Ne çorabın tersinden ne de çorap asmaktan hoşlanırım. Bu mirasın bana kimden geldiğine henüz açıp bakmadım. Ütü olayı zaten bir muamma. Hiç bulaşmak istemem. Çocukluğumda nerede ve ne zaman ütü yapıldığını hatırlamıyorum. Anneannem öldüğünde, yakamı ve önlüğümü bir arkadaşımın annesinin ütülediğine dair tek bir ütü anım var. Fakat o güzel gözlü, güzel kaşlı kadının sabah ne ara kalkıp da giysilerimi ütülediğini bilmiyorum çünkü uyuyordum. Sonra kadınlar bu olayı çok övdüler, ben de Esin´in annesini aldım, kalbime koydum.
Gel gör ki iki ütü masam var. Biri uzun yıllardır benimle ve onun da pek ütü anısı yok. Diğeri ve en sağlamı çok daha sonra karşıma çıktı. Nasıl şaşırdım anlatamam. Dükkandaki elemana, bu neden 7 Euro, diye sordum. Bazen aksiyon yapıyorlarmış. Dolandım durdum, biri alır da kurtulurum diye. Kocaman şey. Açıldığında odanın yarısını yer. Ne diye taşıyacağım şimdi ben bunu? Arabaya sığar mı? Evde boş dolap kenarı var mı? Üç kişiyi aradım. Kimse ütü masası istemiyor. Asabım, çık git şuradan diyor. İçim, boşver onu, al sen bunu, diyor. Biyografime ters düşen bir alışveriş öncesiyle kaldım karşı karşıya.

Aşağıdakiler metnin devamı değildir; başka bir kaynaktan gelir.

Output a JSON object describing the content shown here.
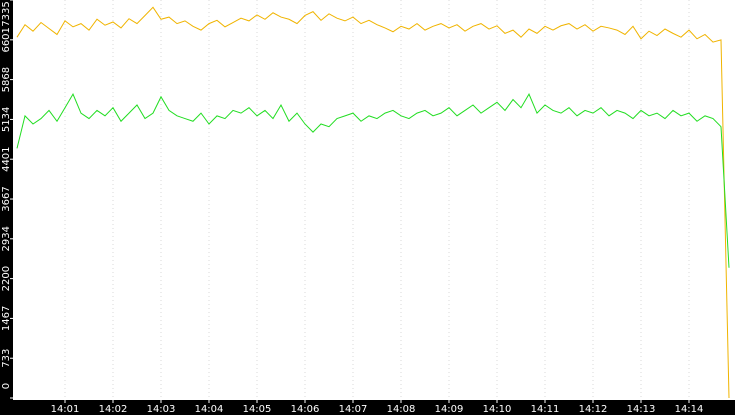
{
  "chart_data": {
    "type": "line",
    "categories": [
      null,
      null,
      null,
      null,
      null,
      null,
      "14:01",
      null,
      null,
      null,
      null,
      null,
      "14:02",
      null,
      null,
      null,
      null,
      null,
      "14:03",
      null,
      null,
      null,
      null,
      null,
      "14:04",
      null,
      null,
      null,
      null,
      null,
      "14:05",
      null,
      null,
      null,
      null,
      null,
      "14:06",
      null,
      null,
      null,
      null,
      null,
      "14:07",
      null,
      null,
      null,
      null,
      null,
      "14:08",
      null,
      null,
      null,
      null,
      null,
      "14:09",
      null,
      null,
      null,
      null,
      null,
      "14:10",
      null,
      null,
      null,
      null,
      null,
      "14:11",
      null,
      null,
      null,
      null,
      null,
      "14:12",
      null,
      null,
      null,
      null,
      null,
      "14:13",
      null,
      null,
      null,
      null,
      null,
      "14:14",
      null,
      null,
      null,
      null,
      null
    ],
    "series": [
      {
        "color": "#f0b400",
        "values": [
          6650,
          6880,
          6760,
          6920,
          6810,
          6700,
          6950,
          6840,
          6900,
          6780,
          6980,
          6870,
          6930,
          6820,
          6990,
          6900,
          7050,
          7200,
          6980,
          7020,
          6900,
          6950,
          6850,
          6780,
          6900,
          6960,
          6840,
          6920,
          7000,
          6950,
          7060,
          6980,
          7100,
          7020,
          6980,
          6900,
          7050,
          7120,
          6960,
          7080,
          7000,
          6950,
          7020,
          6900,
          6960,
          6880,
          6820,
          6750,
          6850,
          6800,
          6900,
          6780,
          6850,
          6900,
          6820,
          6880,
          6760,
          6850,
          6900,
          6800,
          6860,
          6720,
          6780,
          6650,
          6800,
          6720,
          6850,
          6780,
          6860,
          6900,
          6800,
          6880,
          6760,
          6850,
          6820,
          6780,
          6700,
          6850,
          6620,
          6760,
          6680,
          6800,
          6720,
          6650,
          6780,
          6620,
          6700,
          6560,
          6600,
          0
        ]
      },
      {
        "color": "#22dd22",
        "values": [
          4600,
          5200,
          5050,
          5150,
          5300,
          5100,
          5350,
          5600,
          5250,
          5150,
          5300,
          5200,
          5350,
          5100,
          5250,
          5400,
          5150,
          5250,
          5550,
          5300,
          5200,
          5150,
          5100,
          5250,
          5050,
          5200,
          5150,
          5300,
          5250,
          5350,
          5200,
          5300,
          5150,
          5400,
          5100,
          5250,
          5050,
          4900,
          5050,
          5000,
          5150,
          5200,
          5250,
          5100,
          5200,
          5150,
          5250,
          5300,
          5200,
          5150,
          5250,
          5300,
          5200,
          5250,
          5350,
          5200,
          5300,
          5400,
          5250,
          5350,
          5450,
          5300,
          5500,
          5350,
          5600,
          5250,
          5400,
          5300,
          5250,
          5350,
          5200,
          5300,
          5250,
          5350,
          5200,
          5300,
          5250,
          5150,
          5300,
          5200,
          5250,
          5150,
          5300,
          5200,
          5250,
          5100,
          5200,
          5150,
          5000,
          2400
        ]
      }
    ],
    "ylim": [
      0,
      7335
    ],
    "yticks": [
      0,
      733,
      1467,
      2200,
      2934,
      3667,
      4401,
      5134,
      5868,
      6601,
      7335
    ],
    "grid": true
  }
}
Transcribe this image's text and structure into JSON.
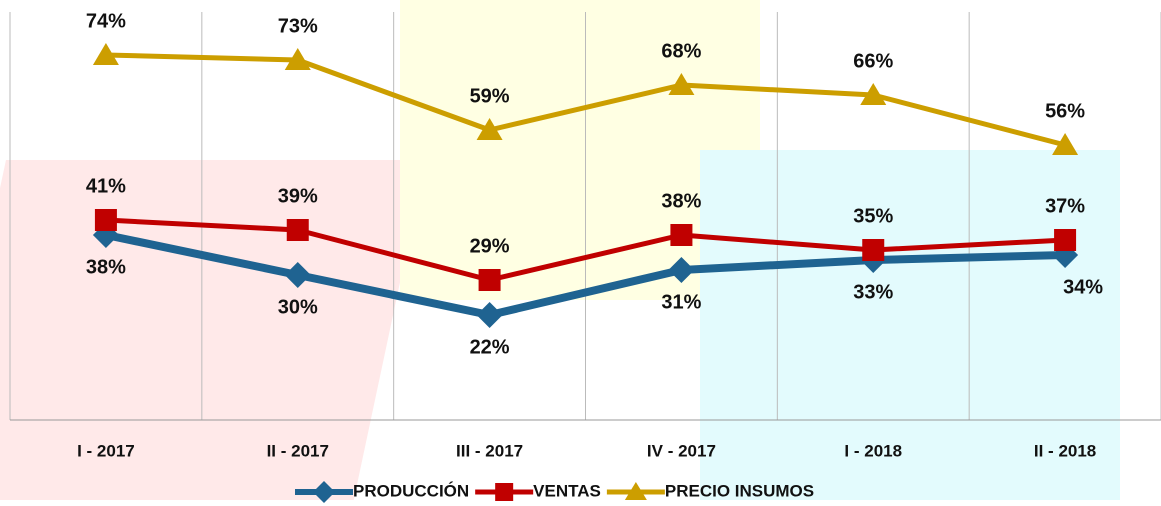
{
  "chart_data": {
    "type": "line",
    "categories": [
      "I - 2017",
      "II - 2017",
      "III - 2017",
      "IV - 2017",
      "I - 2018",
      "II - 2018"
    ],
    "series": [
      {
        "name": "PRODUCCIÓN",
        "color": "#1f6391",
        "marker": "diamond",
        "values": [
          38,
          30,
          22,
          31,
          33,
          34
        ],
        "value_labels": [
          "38%",
          "30%",
          "22%",
          "31%",
          "33%",
          "34%"
        ]
      },
      {
        "name": "VENTAS",
        "color": "#c00000",
        "marker": "square",
        "values": [
          41,
          39,
          29,
          38,
          35,
          37
        ],
        "value_labels": [
          "41%",
          "39%",
          "29%",
          "38%",
          "35%",
          "37%"
        ]
      },
      {
        "name": "PRECIO INSUMOS",
        "color": "#cc9e00",
        "marker": "triangle",
        "values": [
          74,
          73,
          59,
          68,
          66,
          56
        ],
        "value_labels": [
          "74%",
          "73%",
          "59%",
          "68%",
          "66%",
          "56%"
        ]
      }
    ],
    "ylim": [
      0,
      80
    ],
    "legend": "bottom",
    "grid": "vertical"
  }
}
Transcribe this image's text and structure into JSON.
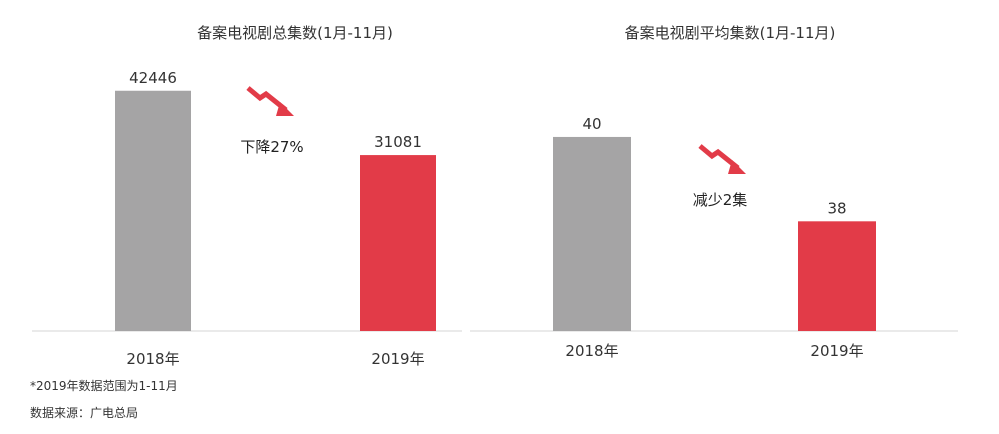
{
  "colors": {
    "bar_2018": "#a5a4a5",
    "bar_2019": "#e23b48",
    "arrow": "#e23b48",
    "axis": "#d6d6d6"
  },
  "chart_data": [
    {
      "type": "bar",
      "title": "备案电视剧总集数(1月-11月)",
      "categories": [
        "2018年",
        "2019年"
      ],
      "values": [
        42446,
        31081
      ],
      "value_labels": [
        "42446",
        "31081"
      ],
      "ylim": [
        0,
        50000
      ],
      "annotation": "下降27%",
      "annotation_icon": "down-trend-arrow-icon"
    },
    {
      "type": "bar",
      "title": "备案电视剧平均集数(1月-11月)",
      "categories": [
        "2018年",
        "2019年"
      ],
      "values": [
        40,
        38
      ],
      "value_labels": [
        "40",
        "38"
      ],
      "ylim": [
        35.4,
        41.8
      ],
      "annotation": "减少2集",
      "annotation_icon": "down-trend-arrow-icon"
    }
  ],
  "footnotes": {
    "range_note": "*2019年数据范围为1-11月",
    "source": "数据来源：广电总局"
  }
}
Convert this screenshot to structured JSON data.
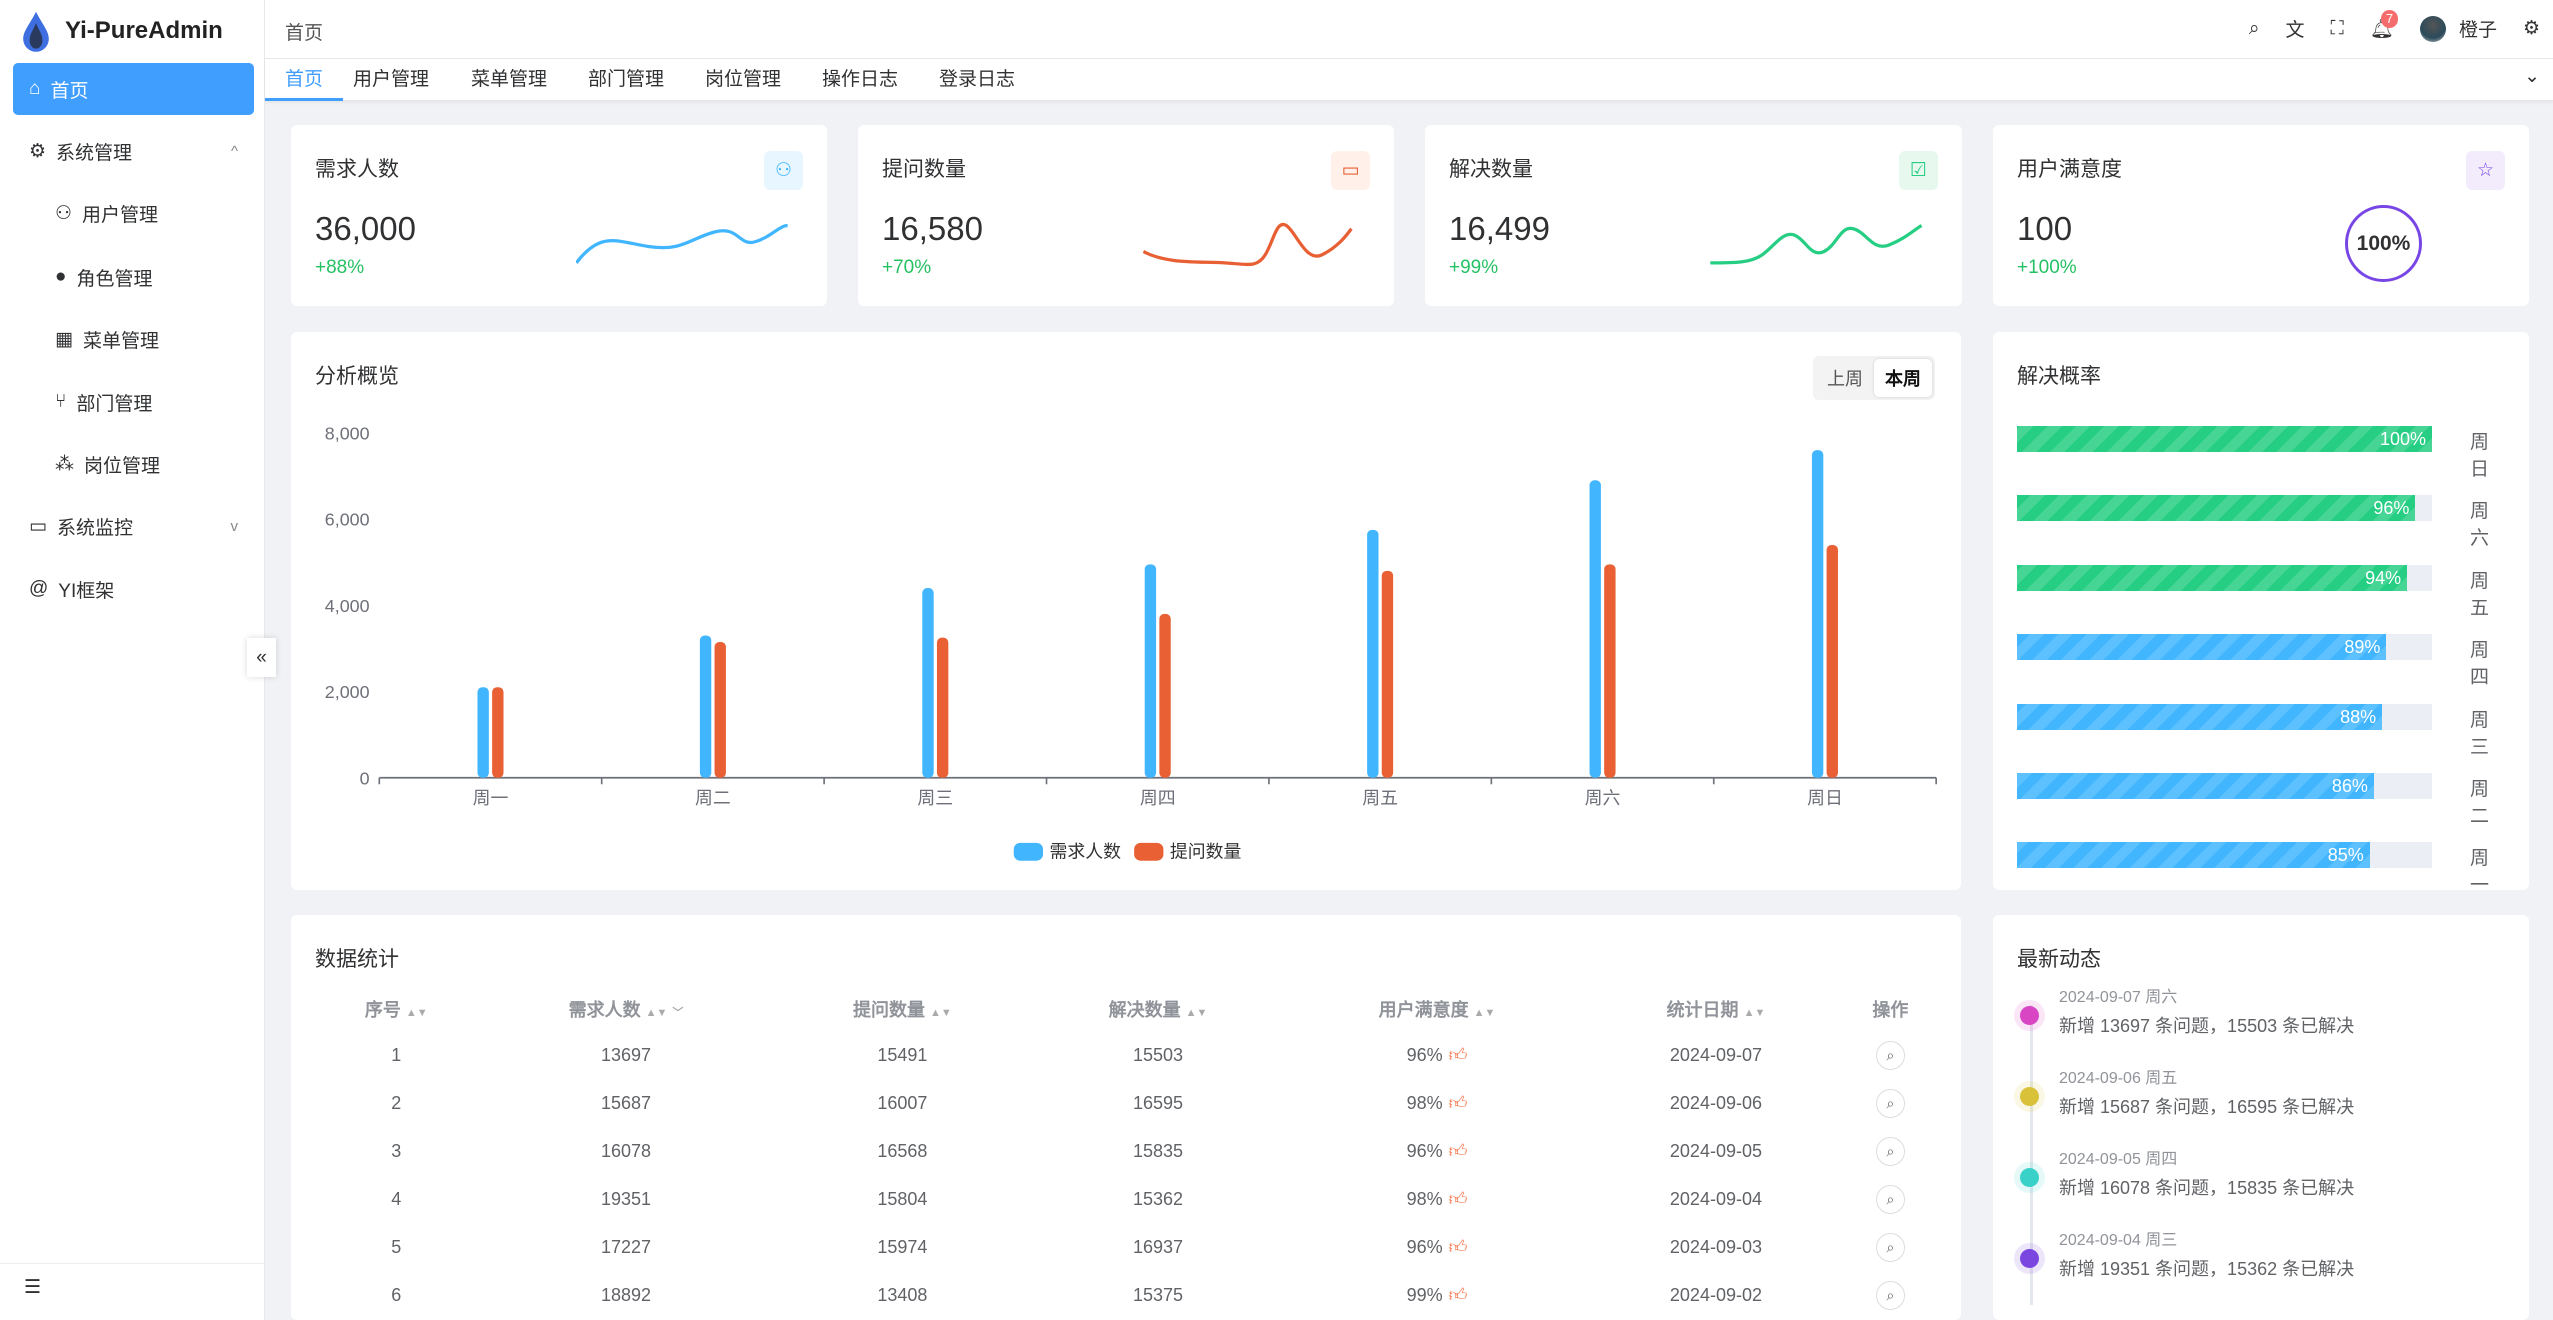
{
  "app": {
    "title": "Yi-PureAdmin"
  },
  "sidebar": {
    "items": [
      {
        "label": "首页",
        "icon": "home-icon"
      },
      {
        "label": "系统管理",
        "icon": "gear-icon"
      },
      {
        "label": "用户管理",
        "icon": "user-icon"
      },
      {
        "label": "角色管理",
        "icon": "role-icon"
      },
      {
        "label": "菜单管理",
        "icon": "grid-icon"
      },
      {
        "label": "部门管理",
        "icon": "branch-icon"
      },
      {
        "label": "岗位管理",
        "icon": "org-icon"
      },
      {
        "label": "系统监控",
        "icon": "monitor-icon"
      },
      {
        "label": "YI框架",
        "icon": "at-icon"
      }
    ],
    "collapse_label": "«"
  },
  "header": {
    "breadcrumb": "首页",
    "notification_count": "7",
    "username": "橙子"
  },
  "tabs": [
    "首页",
    "用户管理",
    "菜单管理",
    "部门管理",
    "岗位管理",
    "操作日志",
    "登录日志"
  ],
  "stats": [
    {
      "title": "需求人数",
      "value": "36,000",
      "change": "+88%",
      "color": "#41b6ff"
    },
    {
      "title": "提问数量",
      "value": "16,580",
      "change": "+70%",
      "color": "#e85f33"
    },
    {
      "title": "解决数量",
      "value": "16,499",
      "change": "+99%",
      "color": "#26ce83"
    },
    {
      "title": "用户满意度",
      "value": "100",
      "change": "+100%",
      "gauge": "100%",
      "color": "#7846e5"
    }
  ],
  "overview": {
    "title": "分析概览",
    "segments": [
      "上周",
      "本周"
    ],
    "selected": "本周"
  },
  "chart_data": {
    "type": "bar",
    "categories": [
      "周一",
      "周二",
      "周三",
      "周四",
      "周五",
      "周六",
      "周日"
    ],
    "series": [
      {
        "name": "需求人数",
        "color": "#41b6ff",
        "values": [
          2100,
          3300,
          4400,
          4950,
          5750,
          6900,
          7600
        ]
      },
      {
        "name": "提问数量",
        "color": "#e86033",
        "values": [
          2100,
          3150,
          3250,
          3800,
          4800,
          4950,
          5400
        ]
      }
    ],
    "yticks": [
      "0",
      "2,000",
      "4,000",
      "6,000",
      "8,000"
    ],
    "ylim": [
      0,
      8000
    ],
    "legend": "bottom"
  },
  "rate": {
    "title": "解决概率",
    "rows": [
      {
        "day": "周日",
        "pct": 100,
        "label": "100%",
        "color": "#26ce83"
      },
      {
        "day": "周六",
        "pct": 96,
        "label": "96%",
        "color": "#26ce83"
      },
      {
        "day": "周五",
        "pct": 94,
        "label": "94%",
        "color": "#26ce83"
      },
      {
        "day": "周四",
        "pct": 89,
        "label": "89%",
        "color": "#41b6ff"
      },
      {
        "day": "周三",
        "pct": 88,
        "label": "88%",
        "color": "#41b6ff"
      },
      {
        "day": "周二",
        "pct": 86,
        "label": "86%",
        "color": "#41b6ff"
      },
      {
        "day": "周一",
        "pct": 85,
        "label": "85%",
        "color": "#41b6ff"
      }
    ]
  },
  "table": {
    "title": "数据统计",
    "columns": [
      "序号",
      "需求人数",
      "提问数量",
      "解决数量",
      "用户满意度",
      "统计日期",
      "操作"
    ],
    "rows": [
      [
        "1",
        "13697",
        "15491",
        "15503",
        "96%",
        "2024-09-07"
      ],
      [
        "2",
        "15687",
        "16007",
        "16595",
        "98%",
        "2024-09-06"
      ],
      [
        "3",
        "16078",
        "16568",
        "15835",
        "96%",
        "2024-09-05"
      ],
      [
        "4",
        "19351",
        "15804",
        "15362",
        "98%",
        "2024-09-04"
      ],
      [
        "5",
        "17227",
        "15974",
        "16937",
        "96%",
        "2024-09-03"
      ],
      [
        "6",
        "18892",
        "13408",
        "15375",
        "99%",
        "2024-09-02"
      ]
    ]
  },
  "latest": {
    "title": "最新动态",
    "items": [
      {
        "date": "2024-09-07 周六",
        "text": "新增 13697 条问题，15503 条已解决",
        "color": "#d846c4"
      },
      {
        "date": "2024-09-06 周五",
        "text": "新增 15687 条问题，16595 条已解决",
        "color": "#d9c23a"
      },
      {
        "date": "2024-09-05 周四",
        "text": "新增 16078 条问题，15835 条已解决",
        "color": "#3ad1c9"
      },
      {
        "date": "2024-09-04 周三",
        "text": "新增 19351 条问题，15362 条已解决",
        "color": "#7b46e0"
      }
    ]
  }
}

Biliyorum, herkesin anları kendine. Benim de süper anlarım var. Mesela defter bulma anlarımdan bahsetmek isterim. Defterler bana, üç ay aralıklarla %93 indirimle gelir ve bu mutluluğu en fazla beş saniye öncesinden hissedebilirim. Geleceği görebilme kapasitem bu kadar. Gerçi kaldırdım bu kabiliyetimi rafa. Meğer gözüm, dükkanda ne var ne yok, fiyatlar ne alemde diye etrafı hemen tarıyor ve beni defter standına yönlendiriyormuş. Aklım, gözüm kadar hızlı olamadığı için, vay arkadaş zaten hissetmiştim ben böyle olacağını, her şey çok güzel olacak, diye diye şahsını sanıyormuş Uhtred. Valla kendi bilir. Ben yüzdelerime ve canım ağırlık birimlerime geri dönmek isterim: Dolma kalemler hariç, diğer tüm kırtasiye ürünlerinde ulaştığım oran %99. Ve o kadar çığırımdan çıktım ki, en son bir kağıt fabrikası bana 1t kağıt hediye etti. Ancak dolma kalemlerde son bir yıldır %50 de kaldım. Sol gözümle alakalı bir durum olduğunu düşünüyorum.


Ütü masasını geri dönecek olursam, kendisini aldım mecburen. Evdeki masa gördü tabii yeni geleni. Bir süre bakıştılar. Benimkine: Sen buna pek bağlanma, dedim. Ses yok. Yenisine: Seni kesin birine verecem. Birini bulana kadar tozlanmaya cüret etme, dedim. Peki, dedi.

Mutlu sonla biten olaylara genelde pek bayılamamakla beraber, üçümüzün bugün geldiği nokta şudur: Birinde kağıt kesiyorum, diğerinde evrak düzenliyorum. Herkes tozunu kendi alıyor.